When they are working outside the United States, most US citizens and permanent residents (i.e., green card holders) will be required to file income tax returns in both their Host country and in the United States. Filing two sets of returns can be a headache for the taxpayer, but it does not necessarily mean that they will be taxed twice on the income earned while working abroad.
It may seem counterintuitive to a US citizen or permanent resident (i.e., a green card holder) who has just taken a new international job, that most will still be required to file US federal income tax returns after relocating. In addition to filing income tax returns, mobile employees may also have other filing obligations including estate or gift tax returns, estimated tax payments, and foreign bank account reports.

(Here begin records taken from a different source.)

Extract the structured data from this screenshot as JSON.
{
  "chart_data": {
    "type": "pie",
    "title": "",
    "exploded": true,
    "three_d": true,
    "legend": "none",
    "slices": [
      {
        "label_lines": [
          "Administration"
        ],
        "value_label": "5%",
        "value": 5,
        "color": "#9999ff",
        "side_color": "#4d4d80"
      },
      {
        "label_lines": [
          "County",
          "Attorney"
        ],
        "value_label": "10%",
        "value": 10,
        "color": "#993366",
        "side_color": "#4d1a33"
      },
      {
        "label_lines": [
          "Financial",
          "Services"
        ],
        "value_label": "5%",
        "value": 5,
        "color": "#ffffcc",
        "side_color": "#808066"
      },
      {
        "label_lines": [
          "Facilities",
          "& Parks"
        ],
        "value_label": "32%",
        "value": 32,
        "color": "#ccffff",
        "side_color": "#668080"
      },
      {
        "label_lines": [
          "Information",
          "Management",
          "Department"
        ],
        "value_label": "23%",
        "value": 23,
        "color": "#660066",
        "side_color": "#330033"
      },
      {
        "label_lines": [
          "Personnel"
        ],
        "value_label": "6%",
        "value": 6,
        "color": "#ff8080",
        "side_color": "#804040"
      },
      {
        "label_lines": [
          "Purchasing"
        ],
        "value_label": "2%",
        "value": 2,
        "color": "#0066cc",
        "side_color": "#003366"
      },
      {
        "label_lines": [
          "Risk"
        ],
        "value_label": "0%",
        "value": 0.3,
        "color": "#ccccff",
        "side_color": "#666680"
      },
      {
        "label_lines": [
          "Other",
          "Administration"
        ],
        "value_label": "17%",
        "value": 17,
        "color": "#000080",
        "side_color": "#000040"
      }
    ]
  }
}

If you have employees working outside the United States who are US citizens or permanent residents (i.e., a green card holder), these individuals will need to continue filing US tax returns to declare all of the income they earn in both the United States and their Host country. This requirement does not change if they are employed or paid from a non-US employer. Additionally, most of the tax rules that apply to taxpayers living in the United States will also apply to US persons operating overseas. The result may be that an overseas employee will be subject to tax in both the US and other jurisdictions.
Most companies recognize that sending an employee overseas for a long-term assignment or permanent relocation can create a broad range of issues for both the employee and employer. Those companies are aware that they will likely need to provide the mobile employee with assistance in addressing such issues as visas, work permits, and travel and relocation expenses. The fact that the employee and employer are likely facing a new tax environment following the move is sometimes unknown or may even be kicked down the road to be dealt with after the other issues have been resolved.